C'est aberrant, tout simplement une honte pour un pays qui veut 'évoluer'... Surtout que c'est une régression, modifier la loi non pas pour 'mieux', mais pour pire....

Une personne saine d'esprit qui aime son pays, nous aimons notre pays, et nous ne pouvons pas accepter ce genre de mesure... C'est une faute énorme. Au contraire tout doit être fait pour promouvoir la formation, les études, la lecture, l'apprentissage. Et çà n'est certainement pas le sens de cette mesure.
On change pour que rien ne change
Auteur : MoroccanPatriots
Date : le 27 août 2014 à 18h15
On change de Constitution pour que rien ne change.

On change de roi pour que rien ne change.

On change de premier ministre pour que rien ne change.

Le peuple marocain s enfonce d avantage dans le fatalisme le pessimisme l inaction la passivité seul espoir pour ce peuple de voir le changement c est un Homme par Sa volonté et celle d'Allah pour inverser le véritable changement de Son pays.
Analphabètes...
Auteur : EL BAKI Mohamed
Date : le 27 août 2014 à 16h59
... être analphabète ne veut pas dire être un "idiot" ou "ignorant"...
Bien sûr il faut se méfier des stéréotypes... Ne condamnant pas ainsi les gens...
Il peut y avoir un super instruit qui ferait mal son travail...
L'intelligence n'est pas simplement du côté des instruits...

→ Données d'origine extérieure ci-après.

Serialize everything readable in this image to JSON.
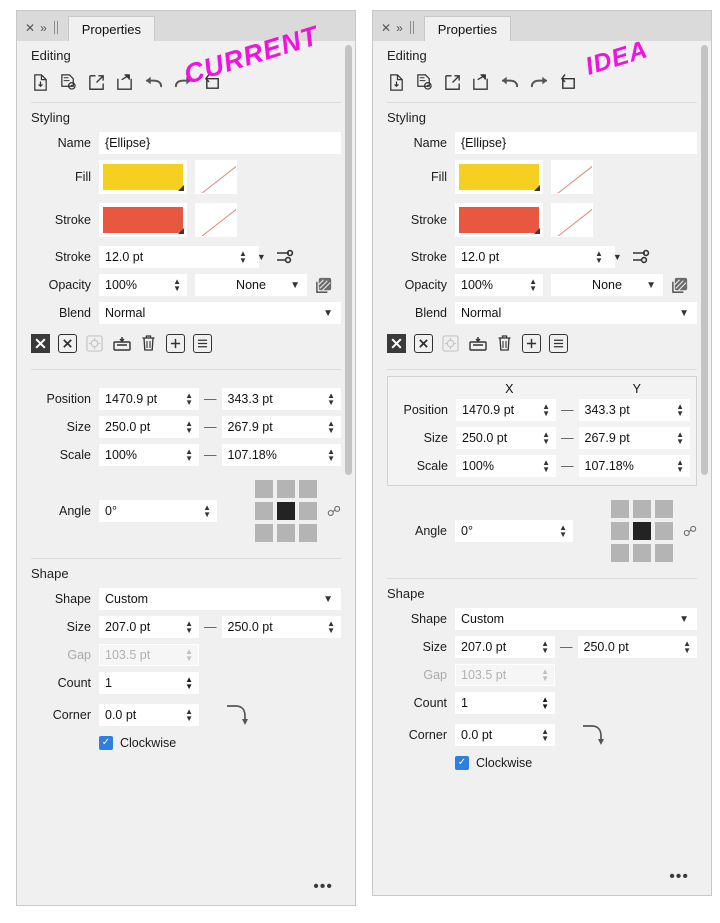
{
  "annotations": {
    "left": "CURRENT",
    "right": "IDEA",
    "color": "#f410e0"
  },
  "panel": {
    "tab_label": "Properties",
    "close_icon": "close-icon",
    "chevron_icon": "chevron-double-right-icon",
    "sections": {
      "editing": "Editing",
      "styling": "Styling",
      "shape": "Shape"
    },
    "toolbar_icons": [
      "import-document-icon",
      "place-document-icon",
      "open-external-icon",
      "share-export-icon",
      "undo-icon",
      "redo-icon",
      "replace-loop-icon"
    ],
    "action_icons": [
      "delete-filled-icon",
      "delete-outline-icon",
      "settings-gear-icon",
      "flatten-icon",
      "trash-icon",
      "add-icon",
      "list-icon"
    ],
    "styling": {
      "name_label": "Name",
      "name_value": "{Ellipse}",
      "fill_label": "Fill",
      "fill_color": "#f5d020",
      "fill_none_label": "none-swatch",
      "stroke_label": "Stroke",
      "stroke_color": "#e8573f",
      "stroke_none_label": "none-swatch",
      "stroke_width_label": "Stroke",
      "stroke_width_value": "12.0 pt",
      "stroke_options_icon": "stroke-options-icon",
      "opacity_label": "Opacity",
      "opacity_value": "100%",
      "blendmode_select_value": "None",
      "layer_effects_icon": "layer-effects-icon",
      "blend_label": "Blend",
      "blend_value": "Normal"
    },
    "transform": {
      "col_x": "X",
      "col_y": "Y",
      "position_label": "Position",
      "position_x": "1470.9 pt",
      "position_y": "343.3 pt",
      "size_label": "Size",
      "size_x": "250.0 pt",
      "size_y": "267.9 pt",
      "scale_label": "Scale",
      "scale_x": "100%",
      "scale_y": "107.18%",
      "angle_label": "Angle",
      "angle_value": "0°",
      "anchor_icon": "anchor-grid",
      "anchor_selected_index": 4,
      "link_icon": "link-chain-icon"
    },
    "shape": {
      "shape_label": "Shape",
      "shape_value": "Custom",
      "size_label": "Size",
      "size_x": "207.0 pt",
      "size_y": "250.0 pt",
      "gap_label": "Gap",
      "gap_value": "103.5 pt",
      "count_label": "Count",
      "count_value": "1",
      "corner_label": "Corner",
      "corner_value": "0.0 pt",
      "corner_icon": "corner-curve-icon",
      "clockwise_label": "Clockwise",
      "clockwise_checked": true
    },
    "overflow_label": "•••"
  }
}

Laissons de côté ces querelles intestines et dévastatrices et qui opposent les citoyennes et citoyens.
Se mettre au service des compatriotes est une noble cause quelles que soient les origines éthnique ou sociales de ces femmes et hommes...
Et qu'Allah nous accorde la sagesse... Amine.
Rien n'a jamais changé
Auteur : momog
Date : le 27 août 2014 à 00h08
Ceux qui croient que qu chose à changé depuis que mimi est roi se mettent le doigt dans l'oeil jusqu'au coude. Le pouvoir et sa cour continuent tranquillement leur prédation et qu'on soit analphabète ou "alphabête" n'y change rien. Que ce soit notre gouvernement fantoche ou notre parlement qui fréquente assidûment "bar lamane", tous sont à la solde du palais et de ses conseillers.